Suppose you have a wildcard domain `*.example.com` with persistent TCP port `34567` configured with a token `TOKEN`. Now you want one tunnel to route:

- HTTP(S): `app.example.com` to `localhost:3000`
- HTTP(S): `backend.example.com` to `localhost:8080`
- TCP: `ssh.example.com:34567` to `localhost:22`
- everything else to `localhost:80`

The same idea in SSH syntax looks like this:

```bash
ssh -p 443 \
    -R http//app.example.com:1:localhost:3000 \
    -R http//backend.example.com:1:localhost:8080 \
    -R tcp//ssh.example.com/34567:1:localhost:22 \
    -R 1:localhost:80 \
    TOKEN@pro.pinggy.io
```

The first forwarding is the default route. The named entries take priority when their listen address matches.

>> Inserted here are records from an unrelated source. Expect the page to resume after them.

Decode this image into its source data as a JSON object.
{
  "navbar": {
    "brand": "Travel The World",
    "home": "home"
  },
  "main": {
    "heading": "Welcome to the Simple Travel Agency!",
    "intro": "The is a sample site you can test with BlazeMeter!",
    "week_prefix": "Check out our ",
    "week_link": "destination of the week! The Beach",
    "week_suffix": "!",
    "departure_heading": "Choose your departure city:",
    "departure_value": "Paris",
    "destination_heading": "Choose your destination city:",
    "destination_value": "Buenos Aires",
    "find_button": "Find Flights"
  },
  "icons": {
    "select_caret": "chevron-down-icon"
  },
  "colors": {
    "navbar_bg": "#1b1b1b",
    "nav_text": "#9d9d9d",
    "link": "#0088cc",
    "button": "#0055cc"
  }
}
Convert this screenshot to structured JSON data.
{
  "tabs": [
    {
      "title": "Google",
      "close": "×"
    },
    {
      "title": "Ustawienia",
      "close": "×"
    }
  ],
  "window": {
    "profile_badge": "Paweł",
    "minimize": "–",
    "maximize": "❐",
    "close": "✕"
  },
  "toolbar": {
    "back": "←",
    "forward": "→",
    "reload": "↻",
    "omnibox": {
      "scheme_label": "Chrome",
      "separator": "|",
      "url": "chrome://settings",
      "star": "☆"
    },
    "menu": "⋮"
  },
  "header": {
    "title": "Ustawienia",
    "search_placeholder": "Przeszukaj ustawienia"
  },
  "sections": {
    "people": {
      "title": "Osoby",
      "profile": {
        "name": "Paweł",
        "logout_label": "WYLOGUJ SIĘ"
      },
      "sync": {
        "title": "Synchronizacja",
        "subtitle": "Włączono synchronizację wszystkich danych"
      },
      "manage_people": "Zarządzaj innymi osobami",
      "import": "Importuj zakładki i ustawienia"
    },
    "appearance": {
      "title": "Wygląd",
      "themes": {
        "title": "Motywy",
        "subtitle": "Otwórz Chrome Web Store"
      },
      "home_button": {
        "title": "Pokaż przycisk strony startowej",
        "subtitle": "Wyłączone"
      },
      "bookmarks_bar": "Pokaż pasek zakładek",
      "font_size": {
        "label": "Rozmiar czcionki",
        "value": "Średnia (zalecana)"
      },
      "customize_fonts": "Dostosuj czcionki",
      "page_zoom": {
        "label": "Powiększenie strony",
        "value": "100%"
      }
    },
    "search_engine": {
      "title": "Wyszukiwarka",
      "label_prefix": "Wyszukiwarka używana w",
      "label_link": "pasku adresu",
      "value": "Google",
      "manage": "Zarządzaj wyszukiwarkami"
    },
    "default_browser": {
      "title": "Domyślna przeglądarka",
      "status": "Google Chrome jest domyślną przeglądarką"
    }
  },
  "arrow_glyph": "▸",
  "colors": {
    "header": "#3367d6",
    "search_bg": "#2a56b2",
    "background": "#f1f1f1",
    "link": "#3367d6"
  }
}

The domain can be configured from [https://dashboard.pinggy.io/domains](https://dashboard.pinggy.io/domains)
.

## Why this helps

Multiple forwardings are useful when you want one tunnel to handle a few related services at once:

- one machine running multiple apps
- a wildcard domain that points to several local ports
- a mix of HTTP, TCP, UDP, TLS, and TLSTCP routes in one configuration
- a default forwarding that catches everything not matched by a more specific rule

If you are routing by subdomain, set up a wildcard custom domain first. The [custom domain guide](/docs/custom_domain/) walks through that setup.

## Listen address format

The listen address follows this pattern:

```text
[schema//]hostname[/port][@name]
```


| Example | Meaning |
|---------|---------|
| `example.com` | Assumes HTTP forwarding |
| `tls//example.com` | Uses TLS forwarding and ignores the port |
| `tcp//abc.example.com/15678` | TCP forwarding, hostname is ignored |
| `tcp//anything/15678` | TCP forwarding, hostname is ignored |
| `tlstcp//abc.example.com/15421` | TLSTCP forwarding, port is ignored |

When you use a custom domain, the hostname portion lets Pinggy route traffic to the right local service. The optional schema controls which tunnel type should handle that forwarding.

## SSH command example

The SSH form looks like this:

```text
ssh -R [listenAddress]:1:<forwardingAddress>:<forwardingPort>
```

Here is a practical example:

```bash
ssh -p 443 \
  -R one.example.com:1:one.local:8888 \
  -R tcp//two.example.com/14578:1:two.local:9999 \
  free.pinggy.io
```

In this example:

- `one.example.com:1:one.local:8888` forwards `one.example.com` to `one.local:8888`
- `tcp//two.example.com/14578:1:two.local:9999` forwards TCP traffic for `two.example.com` to `two.local:9999`
- adding another `-R` entry gives you another route in the same tunnel

## A few practical patterns

- Use a default forwarding as your fallback route, then add more specific entries for named hosts.
- Keep HTTP services, internal APIs, and TCP services together when that makes the workflow simpler.
- If you only need one route, a single forwarding still works as before. Multiple forwardings are just an extension of that same SSH pattern.